Des femmes d’Amérique du Nord et d’Europe y dénoncent leur enfer quotidien, alors qu’un ou plusieurs agresseurs les pourchassent haineusement en ligne ou dans la rue. Laura Boldrini, ancienne présidente du Parlement italien, évoque son atroce chemin de croix, assorti de menaces inouïes, certaines venues d’un maire, et d’appels au viol. Kiah Morris, ex-représentante démocrate au Vermont, Afro-Américaine, a dû changer d’État par crainte d’y laisser sa peau. Des étudiantes québécoises, harcelées en ligne par un de leurs confrères qui a même envoyé leurs photos sur le Dark Web, se disent sans défense. Pas crues, pas protégées. Des analystes tentent de comprendre le phénomène.

Dans Je vous salue salope, des questions lancinantes sont posées : et si les jeunes se désensibilisaient à la misogynie en grandissant dans cette ère numérique ? Si on n’avait pas pris toute la mesure du prix social qu’il faudra payer ?

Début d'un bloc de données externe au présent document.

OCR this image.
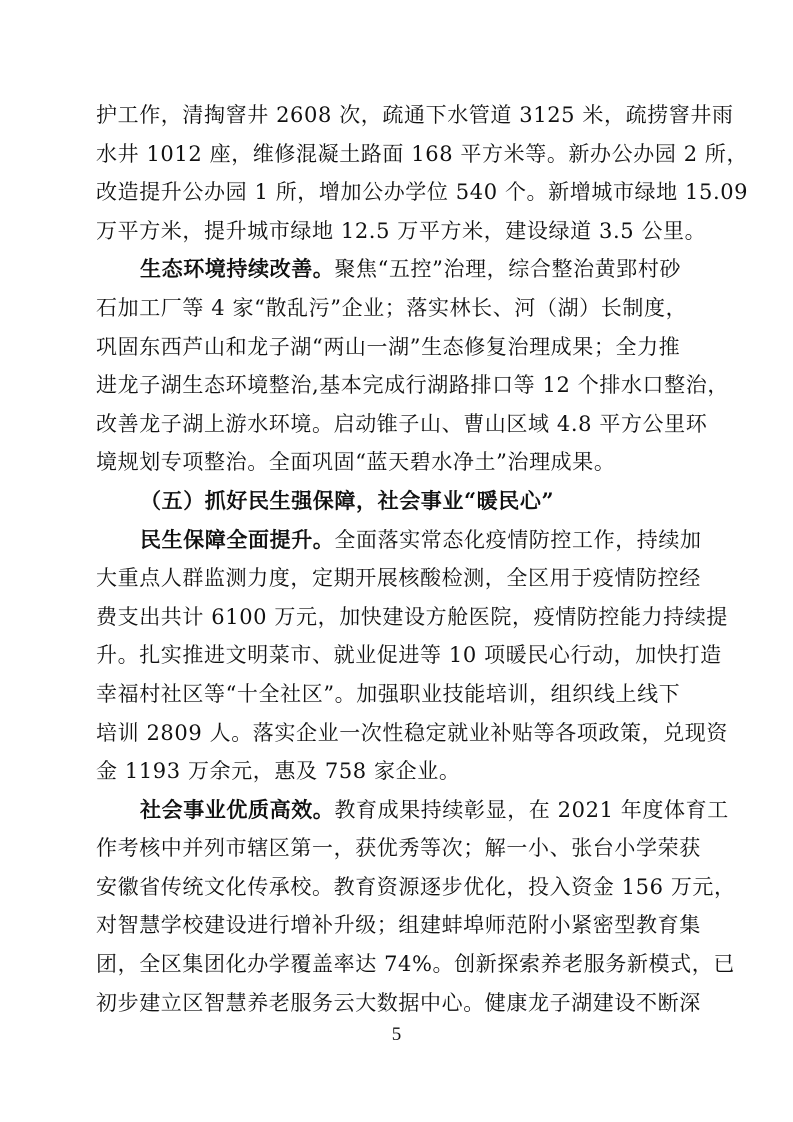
护工作，清掏窨井 2608 次，疏通下水管道 3125 米，疏捞窨井雨
水井 1012 座，维修混凝土路面 168 平方米等。新办公办园 2 所，
改造提升公办园 1 所，增加公办学位 540 个。新增城市绿地 15.09
万平方米，提升城市绿地 12.5 万平方米，建设绿道 3.5 公里。
生态环境持续改善。聚焦“五控”治理，综合整治黄郢村砂
石加工厂等 4 家“散乱污”企业；落实林长、河（湖）长制度，
巩固东西芦山和龙子湖“两山一湖”生态修复治理成果；全力推
进龙子湖生态环境整治,基本完成行湖路排口等 12 个排水口整治，
改善龙子湖上游水环境。启动锥子山、曹山区域 4.8 平方公里环
境规划专项整治。全面巩固“蓝天碧水净土”治理成果。
（五）抓好民生强保障，社会事业“暖民心”
民生保障全面提升。全面落实常态化疫情防控工作，持续加
大重点人群监测力度，定期开展核酸检测，全区用于疫情防控经
费支出共计 6100 万元，加快建设方舱医院，疫情防控能力持续提
升。扎实推进文明菜市、就业促进等 10 项暖民心行动，加快打造
幸福村社区等“十全社区”。加强职业技能培训，组织线上线下
培训 2809 人。落实企业一次性稳定就业补贴等各项政策，兑现资
金 1193 万余元，惠及 758 家企业。
社会事业优质高效。教育成果持续彰显，在 2021 年度体育工
作考核中并列市辖区第一，获优秀等次；解一小、张台小学荣获
安徽省传统文化传承校。教育资源逐步优化，投入资金 156 万元，
对智慧学校建设进行增补升级；组建蚌埠师范附小紧密型教育集
团，全区集团化办学覆盖率达 74%。创新探索养老服务新模式，已
初步建立区智慧养老服务云大数据中心。健康龙子湖建设不断深
5
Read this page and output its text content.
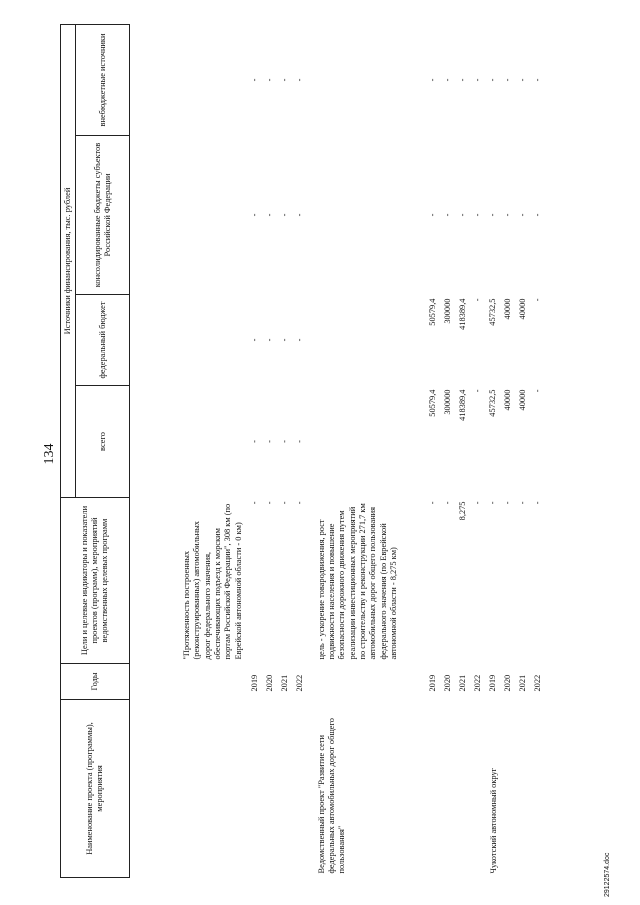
134
Наименование проекта (программы), мероприятия	Годы	Цели и целевые индикаторы и показатели проектов (программ), мероприятий ведомственных целевых программ	Источники финансирования, тыс. рублей			
			всего	федеральный бюджет	консолидированные бюджеты субъектов Российской Федерации	внебюджетные источники
		"Протяженность построенных (реконструированных) автомобильных дорог федерального значения, обеспечивающих подъезд к морским портам Российской Федерации", 308 км (по Еврейской автономной области - 0 км)				
	2019	-	-	-	-	-
	2020	-	-	-	-	-
	2021	-	-	-	-	-
	2022	-	-	-	-	-

Ведомственный проект "Развитие сети федеральных автомобильных дорог общего пользования"		цель - ускорение товародвижения, рост подвижности населения и повышение безопасности дорожного движения путем реализации инвестиционных мероприятий по строительству и реконструкции 271,7 км автомобильных дорог общего пользования федерального значения (по Еврейской автономной области - 8,275 км)				
	2019	-	50579,4	50579,4	-	-
	2020	-	300000	300000	-	-
	2021	8,275	418389,4	418389,4	-	-
	2022	-	-	-	-	-
Чукотский автономный округ	2019	-	45732,5	45732,5	-	-
	2020	-	40000	40000	-	-
	2021	-	40000	40000	-	-
	2022	-	-	-	-	-
29122574.doc
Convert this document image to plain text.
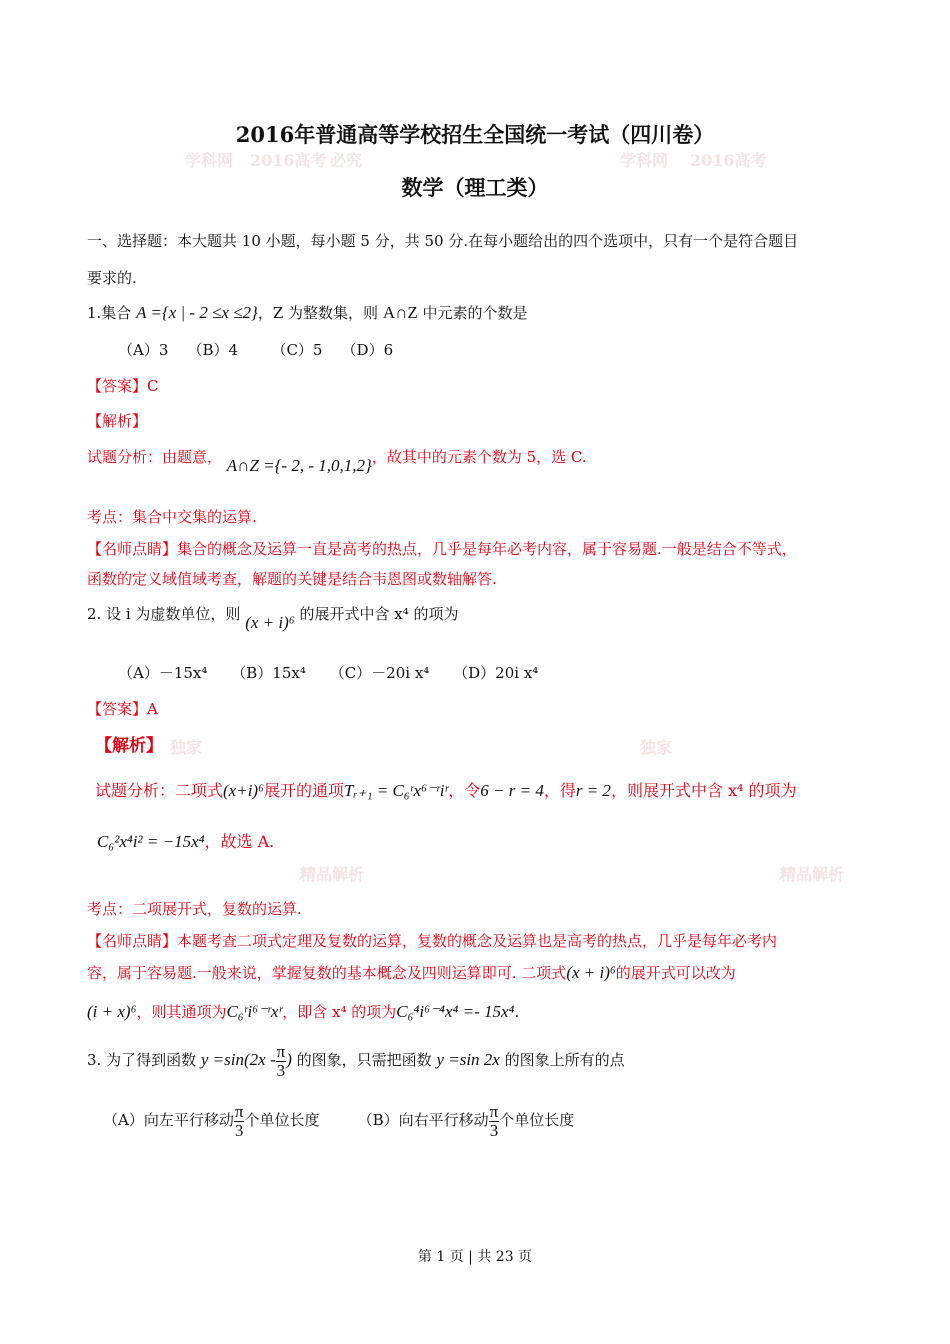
学科网 2016高考 必究	学科网 2016高考
独家	独家
精品解析	精品解析
2016年普通高等学校招生全国统一考试（四川卷）
数学（理工类）
一、选择题：本大题共 10 小题，每小题 5 分，共 50 分.在每小题给出的四个选项中，只有一个是符合题目
要求的.
1.集合 A ={x | - 2 ≤x ≤2}，Z 为整数集，则 A∩Z 中元素的个数是
（A）3 （B）4 （C）5 （D）6
【答案】C
【解析】
试题分析：由题意， A∩Z ={- 2, - 1,0,1,2}，故其中的元素个数为 5，选 C.
考点：集合中交集的运算.
【名师点睛】集合的概念及运算一直是高考的热点，几乎是每年必考内容，属于容易题.一般是结合不等式，
函数的定义域值域考查，解题的关键是结合韦恩图或数轴解答.
2. 设 i 为虚数单位，则 (x + i)⁶ 的展开式中含 x⁴ 的项为
（A）－15x⁴ （B）15x⁴ （C）－20i x⁴ （D）20i x⁴
【答案】A
【解析】
试题分析：二项式(x+i)⁶展开的通项Tᵣ₊₁ = C₆ʳx⁶⁻ʳiʳ，令6 − r = 4，得r = 2，则展开式中含 x⁴ 的项为
C₆²x⁴i² = −15x⁴，故选 A.
考点：二项展开式，复数的运算.
【名师点睛】本题考查二项式定理及复数的运算，复数的概念及运算也是高考的热点，几乎是每年必考内
容，属于容易题.一般来说，掌握复数的基本概念及四则运算即可. 二项式(x + i)⁶的展开式可以改为
(i + x)⁶，则其通项为C₆ʳi⁶⁻ʳxʳ，即含 x⁴ 的项为C₆⁴i⁶⁻⁴x⁴ =- 15x⁴.
3. 为了得到函数 $y =\sin(2x - \frac{\pi}{3}$ ) 的图象，只需把函数 y =sin 2x 的图象上所有的点
（A）向左平行移动 $\frac{\pi}{3}$ 个单位长度	（B）向右平行移动 $\frac{\pi}{3}$ 个单位长度
第 1 页 | 共 23 页
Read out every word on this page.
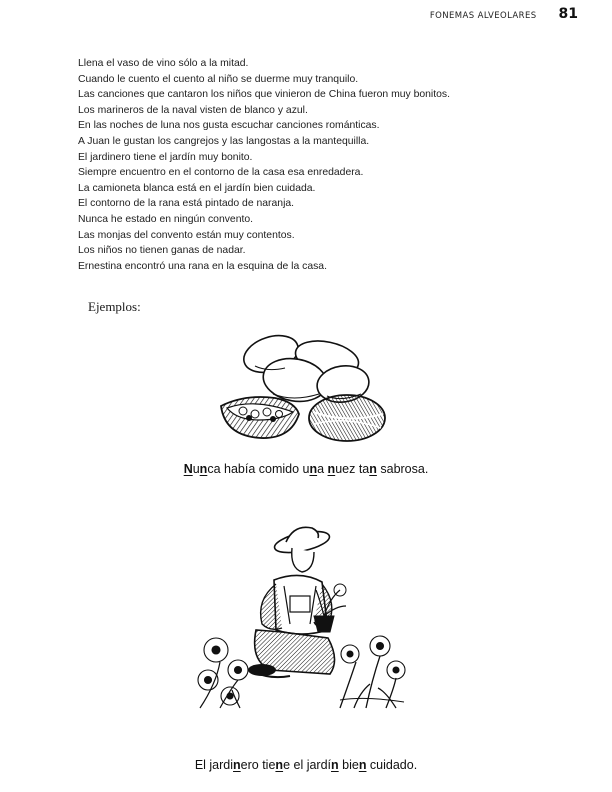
FONEMAS ALVEOLARES 81
Llena el vaso de vino sólo a la mitad.
Cuando le cuento el cuento al niño se duerme muy tranquilo.
Las canciones que cantaron los niños que vinieron de China fueron muy bonitos.
Los marineros de la naval visten de blanco y azul.
En las noches de luna nos gusta escuchar canciones románticas.
A Juan le gustan los cangrejos y las langostas a la mantequilla.
El jardinero tiene el jardín muy bonito.
Siempre encuentro en el contorno de la casa esa enredadera.
La camioneta blanca está en el jardín bien cuidada.
El contorno de la rana está pintado de naranja.
Nunca he estado en ningún convento.
Las monjas del convento están muy contentos.
Los niños no tienen ganas de nadar.
Ernestina encontró una rana en la esquina de la casa.
Ejemplos:
Nunca había comido una nuez tan sabrosa.
El jardinero tiene el jardín bien cuidado.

De fait, l’omniprésence des sites pornos n’invite guère à cultiver la tendresse amoureuse. Les injures déversées contre les femmes sur les réseaux sociaux ne suscitent pas le respect collectif non plus. Et plusieurs d’entre elles reculeront avant de se lancer en politique. Le harcèlement sexuel en ligne constitue le quotidien de plusieurs jeunes filles. Certaines se suicident. Tant de faits divers nous laissent sans voix. Bien des agresseurs restent au large, aujourd’hui à peine moins qu’hier. En général, sur la planète, le domaine est si mal réglementé.

Tout va tellement vite qu’on n’arrive pas à prévoir et à contrer les effets pervers de la révolution numérique. À la misogynie issue de la mémoire des siècles, on a offert des outils modernes aux effets encore mal élucidés. Le film le crie : « Les plateformes ne prennent pas leurs responsabilités. Les femmes sont seules à mener leurs batailles contre des crimes de la nouvelle ère. À force de se faire violemment intimider, et si leurs droits régressaient ? »

Du moins, ce documentaire-là, lancé en pleine campagne électorale, contribue-t-il à secouer le prunier. Comment extirper les victimes de cette toile d’araignée tissée de haine ? Poser la question, c’est déjà avancer.